It’s important to clarify that when Peter Schiff talked about inflation, he was using the Austrian definition of inflation, which is monetary expansion. Is this a cop out or some sneaky way of dodging the facts as they have actually played out? Absolutely not, and I can prove it. If one believed that the official inflation figure, the CPI, is what would rise, one could play that by investing in TIPS–Treasury Inflation Protected Securities. But rather than advise his readers to invest in TIPS, Peter Schiff in Chapter 8 of CrashProof warns against them, writing “However, buying TIPS is a perfect example of trusting the fox to guard your henhouse. The basic problem with TIPS is that they are indexed to the consumer price index (CPI), which does not reflect actual inflation, but rather the government’s highly understated version of it.”

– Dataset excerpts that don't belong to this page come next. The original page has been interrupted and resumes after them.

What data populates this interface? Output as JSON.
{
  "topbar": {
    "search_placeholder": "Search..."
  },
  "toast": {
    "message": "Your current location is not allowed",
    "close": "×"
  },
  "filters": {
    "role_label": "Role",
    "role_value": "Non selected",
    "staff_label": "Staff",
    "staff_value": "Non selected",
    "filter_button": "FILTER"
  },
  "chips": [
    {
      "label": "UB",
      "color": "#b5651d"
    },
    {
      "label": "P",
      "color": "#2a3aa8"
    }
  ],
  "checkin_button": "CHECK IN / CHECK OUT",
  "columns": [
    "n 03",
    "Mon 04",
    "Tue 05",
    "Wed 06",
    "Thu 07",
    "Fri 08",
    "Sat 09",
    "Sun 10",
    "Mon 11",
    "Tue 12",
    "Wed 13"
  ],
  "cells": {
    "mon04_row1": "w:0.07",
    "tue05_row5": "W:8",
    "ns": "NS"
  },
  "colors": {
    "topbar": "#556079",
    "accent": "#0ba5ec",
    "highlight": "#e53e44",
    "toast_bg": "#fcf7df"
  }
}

So what did Peter recommend? The title of Chapter 9 of his book holds a hint, “Gold Rush–Be the First Person o Your Block to Stake a Claim.” Even if you measure gold in the most unfavorable way possible, from its peak price before the ’08 crash to the recent lows we’ve just come out of 4 years later, you see more than a 50% increase, which yields an average annualized growth rate of around 10%. Fairer measures would be to look at peak-to-peak or trough-to-trough gains which show annualized growth of 20%. And, finally, if you were an ace trader who nailed the bottom and top, and held the entire time in between, your annualized growth rate would be north of 30%. I think those price increases qualify as high.

As to bond prices, it is true that Peter predicted they would fall, but specifically he predicted a bubble in the bond market. The fact that bond prices have risen to new highs actually supports, not damns Peter’s case. The fact that his critics misrepresent Peter on this point is so inexcusable that it doesn’t warrant my effort of citing a written source. The bond bubble is mentioned, plain as day, in radio ad for his brokerage firm. It doesn’t exactly require a lot of digging.

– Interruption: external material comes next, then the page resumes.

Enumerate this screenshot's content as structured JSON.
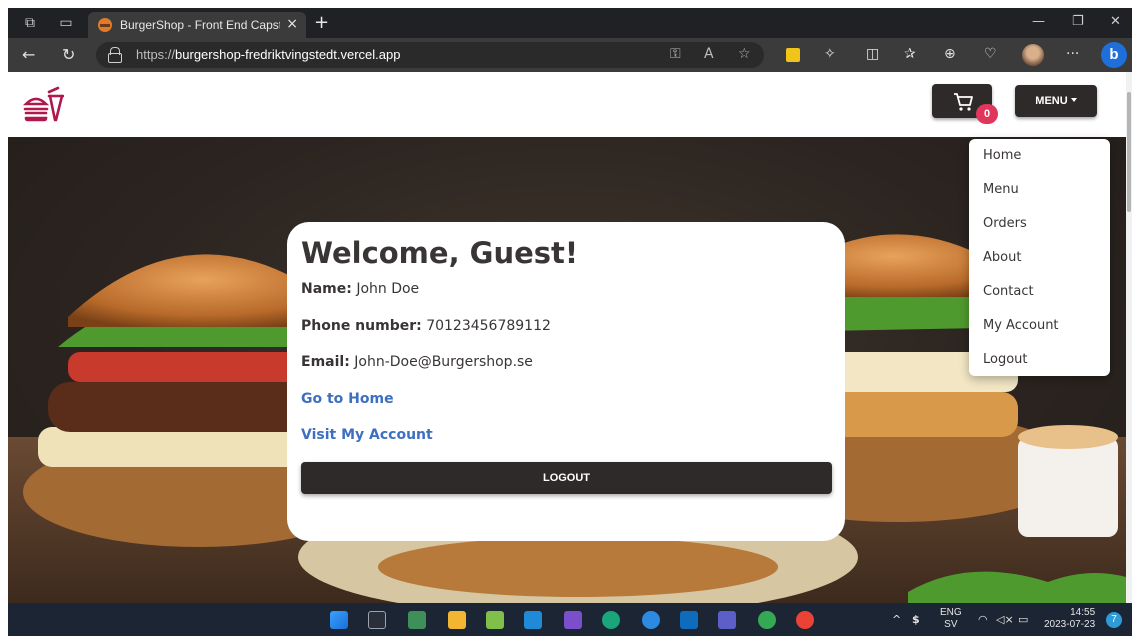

But debunking the critics isn’t enough for me. I would like to really go out on a limb and take this one step further and say I believe Peter Schiff was more right than even Peter Schiff gives himself credit for. Peter Schiff admits the one thing he got wrong was that he didn’t foresee the world flooding into the dollar as a result of the ’08 panic. My defense of Peter on this is that his niche is in building conservative portfolios for weathering economic crisis.

Recall last week when I wrote about USEC Inc (NYSE:USU), talking about how it was a terrible company, but that nonetheless I thought its price would rise. As of this writing, USEC’s stock price is up 37% in less than a week. Because this company is so fundamentally weak, it is not a conservative investment vehicle. If we measured the performance of the S&P, the Dow, Gold, Silver, Oil, and so in, in terms of the number of shares in USEC it could buy, this past week would look like a bloodbath. Does that mean in retrospect everyone should have sold everything to buy USEC shares? Not if you’re a conservative investor.

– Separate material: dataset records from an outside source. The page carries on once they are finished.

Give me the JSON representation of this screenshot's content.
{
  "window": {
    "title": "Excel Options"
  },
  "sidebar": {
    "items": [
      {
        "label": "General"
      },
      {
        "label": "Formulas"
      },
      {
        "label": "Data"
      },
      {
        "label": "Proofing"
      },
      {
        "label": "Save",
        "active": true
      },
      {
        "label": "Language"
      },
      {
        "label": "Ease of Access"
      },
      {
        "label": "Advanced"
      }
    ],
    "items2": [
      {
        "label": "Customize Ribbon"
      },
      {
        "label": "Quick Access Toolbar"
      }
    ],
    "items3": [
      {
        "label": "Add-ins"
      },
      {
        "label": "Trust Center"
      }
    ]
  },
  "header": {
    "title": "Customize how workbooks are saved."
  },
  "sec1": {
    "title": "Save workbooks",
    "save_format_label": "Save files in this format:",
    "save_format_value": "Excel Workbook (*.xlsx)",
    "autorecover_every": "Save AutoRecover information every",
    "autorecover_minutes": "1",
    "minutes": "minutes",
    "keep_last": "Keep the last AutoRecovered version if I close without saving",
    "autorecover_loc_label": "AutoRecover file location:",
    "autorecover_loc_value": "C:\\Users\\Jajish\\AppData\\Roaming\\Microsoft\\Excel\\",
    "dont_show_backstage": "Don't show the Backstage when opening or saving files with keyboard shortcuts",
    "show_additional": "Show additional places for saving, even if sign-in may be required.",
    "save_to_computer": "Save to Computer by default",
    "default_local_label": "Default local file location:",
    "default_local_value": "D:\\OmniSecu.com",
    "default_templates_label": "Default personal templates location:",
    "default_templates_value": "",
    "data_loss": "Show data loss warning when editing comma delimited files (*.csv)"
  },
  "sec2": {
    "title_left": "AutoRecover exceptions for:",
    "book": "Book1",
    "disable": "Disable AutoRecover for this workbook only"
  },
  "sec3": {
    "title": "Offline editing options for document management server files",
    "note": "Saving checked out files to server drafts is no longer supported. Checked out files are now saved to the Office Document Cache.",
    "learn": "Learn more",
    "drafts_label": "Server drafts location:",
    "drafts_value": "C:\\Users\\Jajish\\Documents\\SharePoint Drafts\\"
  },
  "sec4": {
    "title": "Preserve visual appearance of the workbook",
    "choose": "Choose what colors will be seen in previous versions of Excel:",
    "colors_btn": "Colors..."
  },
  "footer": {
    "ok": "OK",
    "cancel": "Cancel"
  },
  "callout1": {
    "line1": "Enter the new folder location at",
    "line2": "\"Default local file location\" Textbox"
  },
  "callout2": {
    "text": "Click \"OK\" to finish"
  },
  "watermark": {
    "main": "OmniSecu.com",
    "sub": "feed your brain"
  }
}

So I draw an analogy between USU and the USD. Yes, in hindsight, if we were wily speculators, the dollar was the place to be in late ’08. Since we measure prices in dollars, it looks like people who followed Peter’s advice and bought at the peak got killed, but a conservative investment advisor like Peter Schiff would have been wrong to recommend being in dollars. The performance of Peter Schiff’s strategy during any other time and the speed with which a Shiff portfolio bounced back is further evidence supporting my case.